I am familiar with the Plans, the Rights Agreement and the Registration Statement. I have also examined originals, or copies of originals certified or otherwise identified to my satisfaction, of Zebra’s corporate records. I have examined such questions of law and have satisfied myself to such matters of fact as I have deemed relevant and necessary as a basis for the opinions expressed herein. I have assumed the authenticity of all documents submitted to me as originals, the genuineness of all signatures, the legal capacity of all natural persons and the conformity with the original documents of any copies thereof submitted to me for my examination.

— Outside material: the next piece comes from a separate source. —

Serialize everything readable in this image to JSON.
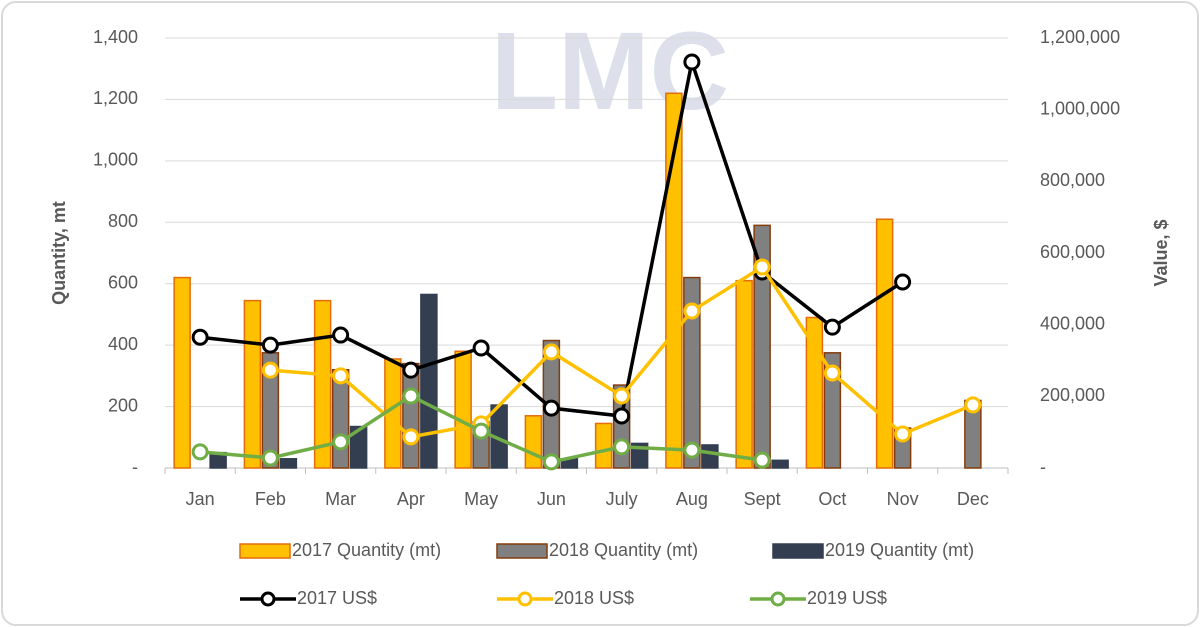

Based upon the foregoing, and subject to the qualifications and limitations hereinafter set forth, I am of the opinion that:

 

  1. Zebra is duly incorporated and validly existing under the laws of the State of Delaware.

 

  2. Each share of Registered Common Stock which is newly issued pursuant to any of the Plans will be legally issued, fully paid and non-assessable when (i) the Registration Statement shall have become effective under the Securities Act; (ii) Zebra’s Board of Directors or a duly authorized committee thereof shall have adopted final resolutions authorizing the issuance of such share for the consideration provided in the applicable Plan; and (iii) either a certificate representing such share of Registered Common Stock shall have been duly executed, countersigned and registered and duly delivered to the purchaser thereof upon payment of the agreed consideration therefor (not less than the par value thereof) or if any share of Registered Common Stock is to be issued in uncertificated form, Zebra’s books shall reflect the issuance of such share of Registered Common Stock to the purchaser thereof, upon payment of the agreed consideration therefor (not less than the par value thereof) in accordance with the terms of the applicable Plan.

 

  3. The Registered Right associated with each share of Registered Common Stock referred to in paragraph 2 will be validly issued when (i) the Registration Statement shall have become effective under the Securities Act, (ii) such Registered Right shall have been duly issued in accordance with the terms of the Rights Agreement and (iii) such associated share shall have been duly issued and paid for in paragraph 2.

This opinion letter is limited to the General Corporation Law of the State of Delaware and the Securities Act. I express no opinion as to the application of the securities or blue sky laws of the various states or the District of Columbia to the issuance or sale of shares of Registered Common Stock or the Registered Rights. I hereby consent to the filing of this opinion letter as an exhibit to the Registration Statement. In giving such consent, I do not thereby admit that I am within the category of persons whose consent is required by Section 7 of the Securities Act or the related rules and regulations promulgated by the Commission.